Trovò Emma fuori dalla porta: aveva origliato? Oppure i due uomini avevano urlato tanto da rendere tutti gli altri partecipi della loro discussione? Isaac si guardò intorno e sorprese molti dipendenti, seduti dietro le loro scrivanie sparse per la sala, distogliere gli occhi da lui con fare colpevole, impegnandosi all'improvviso in altre attività.
-Mi dispiace- disse Emma, ma Isaac si concentrò su ciò che reggeva tra le braccia, nel tentativo che nulla gli sfuggisse più di mano. Non gli importava più niente di Emma e gli dispiaceva persino essersi sfogato con lei, averle rivelato cose private per poi essere tradito anche da lei.
-Buona continuazione- disse Isaac e la superò, ma la donna lo trattenne per una manica della giacca che lui indossava, e allungò l'altra mano per aiutarlo a mantenere la presa sulle cose che reggeva.
-Mi dispiace davvero- ripeté e l'uomo contrasse la mascella, impedendosi di ribattere in modo acido. Era troppo arrabbiato per accettare le sue scuse, in quel momento.
Isaac annuì, ma non fu proprio in grado di aggiungere altro e andò via con la sensazione di essersi appena liberato di un peso, di cui non si era nemmeno reso conto di avere sopportato sulle proprie spalle, e chissà per quanto tempo. Ma era sereno, ricominciare da zero non lo spaventava. Sapeva di essere un uomo in grado di eccellere e quello non aveva nulla a che vedere né con il loro colore della sua pelle né con le sue inclinazioni sessuali.

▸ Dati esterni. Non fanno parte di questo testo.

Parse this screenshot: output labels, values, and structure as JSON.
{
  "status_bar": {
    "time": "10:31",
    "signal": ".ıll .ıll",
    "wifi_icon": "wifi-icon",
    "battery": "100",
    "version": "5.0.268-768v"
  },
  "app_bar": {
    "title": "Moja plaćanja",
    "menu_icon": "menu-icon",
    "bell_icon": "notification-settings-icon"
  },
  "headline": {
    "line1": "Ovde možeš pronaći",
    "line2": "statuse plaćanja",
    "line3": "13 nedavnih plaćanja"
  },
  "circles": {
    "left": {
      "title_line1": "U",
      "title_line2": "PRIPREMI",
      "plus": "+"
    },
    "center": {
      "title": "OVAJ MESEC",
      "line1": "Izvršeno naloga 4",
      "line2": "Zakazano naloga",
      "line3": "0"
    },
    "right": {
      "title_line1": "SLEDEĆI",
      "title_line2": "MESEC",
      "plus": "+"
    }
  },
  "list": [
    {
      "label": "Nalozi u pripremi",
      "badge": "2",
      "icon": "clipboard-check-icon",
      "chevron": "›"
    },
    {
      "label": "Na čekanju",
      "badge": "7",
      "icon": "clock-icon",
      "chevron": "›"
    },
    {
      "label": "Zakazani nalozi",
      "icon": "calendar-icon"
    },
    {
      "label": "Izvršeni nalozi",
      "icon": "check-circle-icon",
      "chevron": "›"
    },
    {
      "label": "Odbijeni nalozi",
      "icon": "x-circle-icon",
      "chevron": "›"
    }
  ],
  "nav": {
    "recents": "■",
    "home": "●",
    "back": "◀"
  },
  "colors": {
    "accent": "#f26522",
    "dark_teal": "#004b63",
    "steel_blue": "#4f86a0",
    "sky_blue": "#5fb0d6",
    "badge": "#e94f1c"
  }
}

"Stupidi loro" si disse, ricacciando indietro il nodo che gli aveva serrato la gola, mentre si trovava in ascensore. Uscì dal grattacielo in cui si trovava l'agenzia, si avvicinò a un cestino dell'immondizia e lasciò cadere tutto al suo interno, tenendo per sé solo la foto di Bryan.
Si tolse la giacca e, a passo un po' più leggero, si diresse verso la sua auto.